C’era una volta il Palazzo di Vetro…al Comune impedito l’accesso alla stampa

Doveva essere il Palazzo Trasparente, accessibile a tutti. L’amministrazione comunale guidato dal sindaco Vincenzo Napoli ha impiegato pochi giorni a smentire Claudio Tringali, assessore alla Sicurezza e alla Trasparenza del comune di Salerno. Questa mattina vietato l’accesso ai giornalisti: il motivo e poco chiaro: dopo la firma delle delega i neo assessori si sono riuniti nella stanza del sindaco, verosimilmente per fare il punto della situazione sullo scandalo delle cooperative sociali. “Porte chiuse al Comune di Salerno,
stamattina i giornalisti hanno avuto la sorpresa di trovare chiuso il portone di Palazzo di Città a Salerno in occasione dell’insediamento della giunta comunale.

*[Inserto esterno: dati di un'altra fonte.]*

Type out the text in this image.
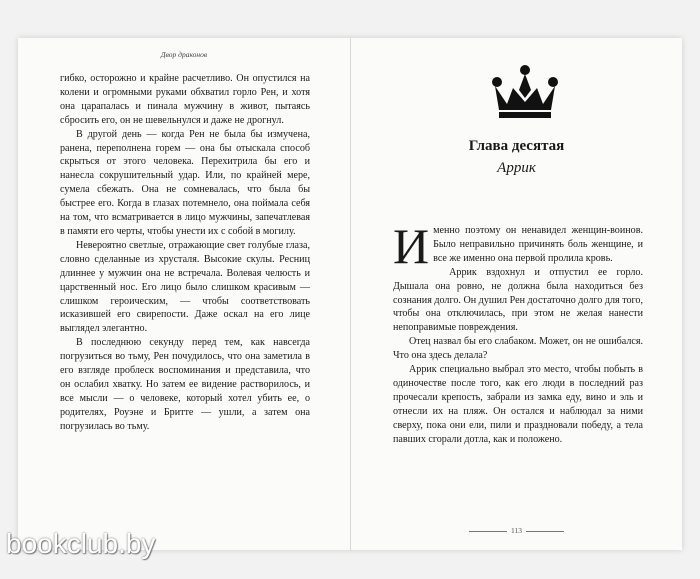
Двор драконов

гибко, осторожно и крайне расчетливо. Он опустился на колени и огромными руками обхватил горло Рен, и хотя она царапалась и пинала мужчину в живот, пытаясь сбросить его, он не шевельнулся и даже не дрогнул.

В другой день — когда Рен не была бы измучена, ранена, переполнена горем — она бы отыскала способ скрыться от этого человека. Перехитрила бы его и нанесла сокрушительный удар. Или, по крайней мере, сумела сбежать. Она не сомневалась, что была бы быстрее его. Когда в глазах потемнело, она поймала себя на том, что всматривается в лицо мужчины, запечатлевая в памяти его черты, чтобы унести их с собой в могилу.

Невероятно светлые, отражающие свет голубые глаза, словно сделанные из хрусталя. Высокие скулы. Ресниц длиннее у мужчин она не встречала. Волевая челюсть и царственный нос. Его лицо было слишком красивым — слишком героическим, — чтобы соответствовать исказившей его свирепости. Даже оскал на его лице выглядел элегантно.

В последнюю секунду перед тем, как навсегда погрузиться во тьму, Рен почудилось, что она заметила в его взгляде проблеск воспоминания и представила, что он ослабил хватку. Но затем ее видение растворилось, и все мысли — о человеке, который хотел убить ее, о родителях, Роуэне и Бритте — ушли, а затем она погрузилась во тьму.

Глава десятая
Аррик

Именно поэтому он ненавидел женщин-воинов. Было неправильно причинять боль женщине, и все же именно она первой пролила кровь.

Аррик вздохнул и отпустил ее горло. Дышала она ровно, не должна была находиться без сознания долго. Он душил Рен достаточно долго для того, чтобы она отключилась, при этом не желая нанести непоправимые повреждения.

Отец назвал бы его слабаком. Может, он не ошибался. Что она здесь делала?

Аррик специально выбрал это место, чтобы побыть в одиночестве после того, как его люди в последний раз прочесали крепость, забрали из замка еду, вино и эль и отнесли их на пляж. Он остался и наблюдал за ними сверху, пока они ели, пили и праздновали победу, а тела павших сгорали дотла, как и положено.

113
bookclub.by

Una scelta inspiegabile – ha dichiarato il presidente dell’Ordine dei Giornalisti della Campania, Ottavio Lucarelli – “Ordini superiori”.  Il Municipio di Salerno è stato infatti sempre aperto ai giornalisti. Qual è il motivo di questo dietrofront che penalizza la stampa e l’opinione pubblica ?’ Inevitabile il collegamento con l’inchiesta che vede coinvolti il Comune e le cooperative sociali. Ma il problema non si risolve sbarrando il portone”.